Design, setting, participants, & measurements
We conducted an observational, population-based cohort study of children who had their first surgery for congenital heart disease within 10 years of birth. The study was conducted in Ontario, Canada, where residents have universal access to health care services. Each child who underwent surgical repair was matched to ten children from the general population who were similar in age, sex, index date, rurality, and neighborhood income. Primary outcomes of all-cause mortality and ESKD were reported until March 2015.

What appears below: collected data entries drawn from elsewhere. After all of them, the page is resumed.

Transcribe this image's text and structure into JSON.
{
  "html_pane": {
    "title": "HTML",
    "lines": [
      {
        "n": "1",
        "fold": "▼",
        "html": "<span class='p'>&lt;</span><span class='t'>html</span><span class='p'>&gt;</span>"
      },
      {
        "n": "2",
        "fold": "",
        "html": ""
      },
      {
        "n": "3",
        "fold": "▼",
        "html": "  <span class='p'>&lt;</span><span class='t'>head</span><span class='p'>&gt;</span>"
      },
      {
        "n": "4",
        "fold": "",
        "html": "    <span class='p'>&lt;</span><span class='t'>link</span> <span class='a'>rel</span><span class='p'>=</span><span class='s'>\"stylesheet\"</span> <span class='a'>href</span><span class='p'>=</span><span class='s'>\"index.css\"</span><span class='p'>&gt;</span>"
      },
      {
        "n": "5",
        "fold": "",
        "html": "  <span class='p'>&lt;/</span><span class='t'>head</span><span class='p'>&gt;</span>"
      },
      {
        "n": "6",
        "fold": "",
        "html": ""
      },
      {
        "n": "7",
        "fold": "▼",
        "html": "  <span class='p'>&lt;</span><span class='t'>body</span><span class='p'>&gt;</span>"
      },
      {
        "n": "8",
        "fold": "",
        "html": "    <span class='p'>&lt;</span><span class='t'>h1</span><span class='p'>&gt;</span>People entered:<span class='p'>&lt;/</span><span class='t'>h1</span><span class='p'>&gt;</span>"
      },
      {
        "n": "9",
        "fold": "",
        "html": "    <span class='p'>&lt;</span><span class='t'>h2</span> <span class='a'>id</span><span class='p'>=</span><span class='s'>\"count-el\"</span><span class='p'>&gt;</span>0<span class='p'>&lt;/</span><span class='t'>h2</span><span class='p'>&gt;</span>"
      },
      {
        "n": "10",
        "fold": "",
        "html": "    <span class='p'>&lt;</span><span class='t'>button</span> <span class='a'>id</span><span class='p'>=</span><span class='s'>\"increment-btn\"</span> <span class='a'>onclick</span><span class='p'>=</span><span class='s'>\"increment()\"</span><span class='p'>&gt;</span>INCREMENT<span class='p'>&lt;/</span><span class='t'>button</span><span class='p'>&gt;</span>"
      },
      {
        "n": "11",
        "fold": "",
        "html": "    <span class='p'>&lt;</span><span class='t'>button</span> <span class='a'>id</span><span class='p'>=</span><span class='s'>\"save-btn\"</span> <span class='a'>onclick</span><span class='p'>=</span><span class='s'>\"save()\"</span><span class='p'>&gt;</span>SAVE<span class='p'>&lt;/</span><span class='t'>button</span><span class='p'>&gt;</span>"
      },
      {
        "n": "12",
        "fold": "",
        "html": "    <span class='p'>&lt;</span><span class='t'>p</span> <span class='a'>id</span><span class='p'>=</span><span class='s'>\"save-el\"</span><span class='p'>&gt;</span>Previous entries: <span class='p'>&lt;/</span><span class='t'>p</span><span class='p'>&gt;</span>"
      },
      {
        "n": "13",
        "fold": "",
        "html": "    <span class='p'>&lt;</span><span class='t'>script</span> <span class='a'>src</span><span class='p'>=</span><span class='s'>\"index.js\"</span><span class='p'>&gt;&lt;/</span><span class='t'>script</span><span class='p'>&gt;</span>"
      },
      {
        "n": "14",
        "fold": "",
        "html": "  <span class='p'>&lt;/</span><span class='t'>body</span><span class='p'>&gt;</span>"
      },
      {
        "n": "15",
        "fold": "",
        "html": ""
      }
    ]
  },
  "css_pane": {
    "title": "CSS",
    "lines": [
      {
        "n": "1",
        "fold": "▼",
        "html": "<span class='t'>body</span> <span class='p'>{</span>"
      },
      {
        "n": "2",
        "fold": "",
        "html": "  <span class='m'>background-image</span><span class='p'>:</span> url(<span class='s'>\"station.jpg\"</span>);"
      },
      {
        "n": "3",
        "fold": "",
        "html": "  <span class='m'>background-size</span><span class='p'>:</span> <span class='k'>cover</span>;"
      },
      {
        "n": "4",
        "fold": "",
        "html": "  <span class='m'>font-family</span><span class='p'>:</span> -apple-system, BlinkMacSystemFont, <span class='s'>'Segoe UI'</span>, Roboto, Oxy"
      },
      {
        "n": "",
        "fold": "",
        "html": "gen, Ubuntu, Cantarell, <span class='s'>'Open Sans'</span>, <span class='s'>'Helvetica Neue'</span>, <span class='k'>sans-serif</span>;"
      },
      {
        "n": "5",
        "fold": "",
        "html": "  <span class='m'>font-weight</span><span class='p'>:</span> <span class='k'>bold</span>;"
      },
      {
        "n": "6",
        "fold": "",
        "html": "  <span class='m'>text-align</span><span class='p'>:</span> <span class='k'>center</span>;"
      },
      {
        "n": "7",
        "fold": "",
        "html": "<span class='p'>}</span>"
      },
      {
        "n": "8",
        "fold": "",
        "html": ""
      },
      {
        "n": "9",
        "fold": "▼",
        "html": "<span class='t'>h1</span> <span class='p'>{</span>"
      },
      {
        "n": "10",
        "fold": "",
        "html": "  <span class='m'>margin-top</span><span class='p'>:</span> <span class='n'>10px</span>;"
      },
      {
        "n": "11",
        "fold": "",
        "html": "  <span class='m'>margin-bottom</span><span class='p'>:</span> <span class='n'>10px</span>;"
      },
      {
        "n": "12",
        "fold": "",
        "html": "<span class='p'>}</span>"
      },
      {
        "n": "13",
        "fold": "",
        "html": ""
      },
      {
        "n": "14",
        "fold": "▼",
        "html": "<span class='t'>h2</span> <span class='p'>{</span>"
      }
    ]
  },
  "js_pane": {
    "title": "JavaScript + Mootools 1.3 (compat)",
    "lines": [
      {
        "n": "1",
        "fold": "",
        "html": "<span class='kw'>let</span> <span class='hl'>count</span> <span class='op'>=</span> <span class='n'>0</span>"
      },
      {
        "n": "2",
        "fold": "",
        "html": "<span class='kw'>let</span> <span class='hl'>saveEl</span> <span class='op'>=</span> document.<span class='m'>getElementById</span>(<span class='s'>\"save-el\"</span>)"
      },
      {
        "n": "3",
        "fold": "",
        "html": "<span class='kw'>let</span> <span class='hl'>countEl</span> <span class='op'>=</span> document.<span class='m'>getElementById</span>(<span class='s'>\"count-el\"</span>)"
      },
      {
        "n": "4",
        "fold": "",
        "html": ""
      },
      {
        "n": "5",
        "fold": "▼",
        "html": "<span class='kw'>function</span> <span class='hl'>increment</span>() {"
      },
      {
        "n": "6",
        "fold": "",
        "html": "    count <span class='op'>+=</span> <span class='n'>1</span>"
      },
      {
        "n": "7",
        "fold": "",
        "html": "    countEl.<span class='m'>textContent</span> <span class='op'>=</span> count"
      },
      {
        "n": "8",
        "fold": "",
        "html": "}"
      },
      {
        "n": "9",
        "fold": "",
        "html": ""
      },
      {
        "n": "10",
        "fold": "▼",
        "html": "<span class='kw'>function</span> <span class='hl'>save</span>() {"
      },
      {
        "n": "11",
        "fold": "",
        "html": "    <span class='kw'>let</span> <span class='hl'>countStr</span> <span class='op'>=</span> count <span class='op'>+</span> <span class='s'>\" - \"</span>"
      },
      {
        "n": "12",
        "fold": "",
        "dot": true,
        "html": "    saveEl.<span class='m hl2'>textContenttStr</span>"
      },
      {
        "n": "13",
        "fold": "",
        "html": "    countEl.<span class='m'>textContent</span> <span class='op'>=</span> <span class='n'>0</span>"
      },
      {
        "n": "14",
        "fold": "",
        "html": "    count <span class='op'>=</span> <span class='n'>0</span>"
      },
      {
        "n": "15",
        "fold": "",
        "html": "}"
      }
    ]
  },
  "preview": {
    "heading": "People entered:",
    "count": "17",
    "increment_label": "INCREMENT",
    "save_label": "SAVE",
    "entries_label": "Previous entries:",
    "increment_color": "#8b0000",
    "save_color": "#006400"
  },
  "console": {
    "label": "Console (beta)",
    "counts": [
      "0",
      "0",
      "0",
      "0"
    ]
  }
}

We followed 3600 children with congenital heart disease for a median of 5.9 (interquartile range, 2.9–9.0) years after their surgical repair. Median age at first surgery was 150 (interquartile range, 40–252) days and 22% were low birth weight (<2500 g). During follow-up, 140 (4%) children who had surgery for congenital heart disease died and 52 (1%) reached ESKD. The cumulative incidence of death and ESKD at 1, 5, and 10 years was higher in children with surgical repair of congenital heart disease (death: 3%, 4%, and 5%, respectively; ESKD: 1%, 2%, and 2%, respectively) compared with the matched control population without any congenital heart disease (death: 0.06%, 0.10%, and 0.13%, respectively; ESKD: 0.00%, 0.02%, and 0.02%, respectively). The risk of ESKD and death increased with severity of congenital heart disease, with the highest risk in children with hypoplastic left heart syndrome and increased in children who had surgical repair of congenital heart disease compared with those without surgical repair.
The risk of mortality and ESKD is high in children who undergo surgical repair for congenital heart disease compared to the general population.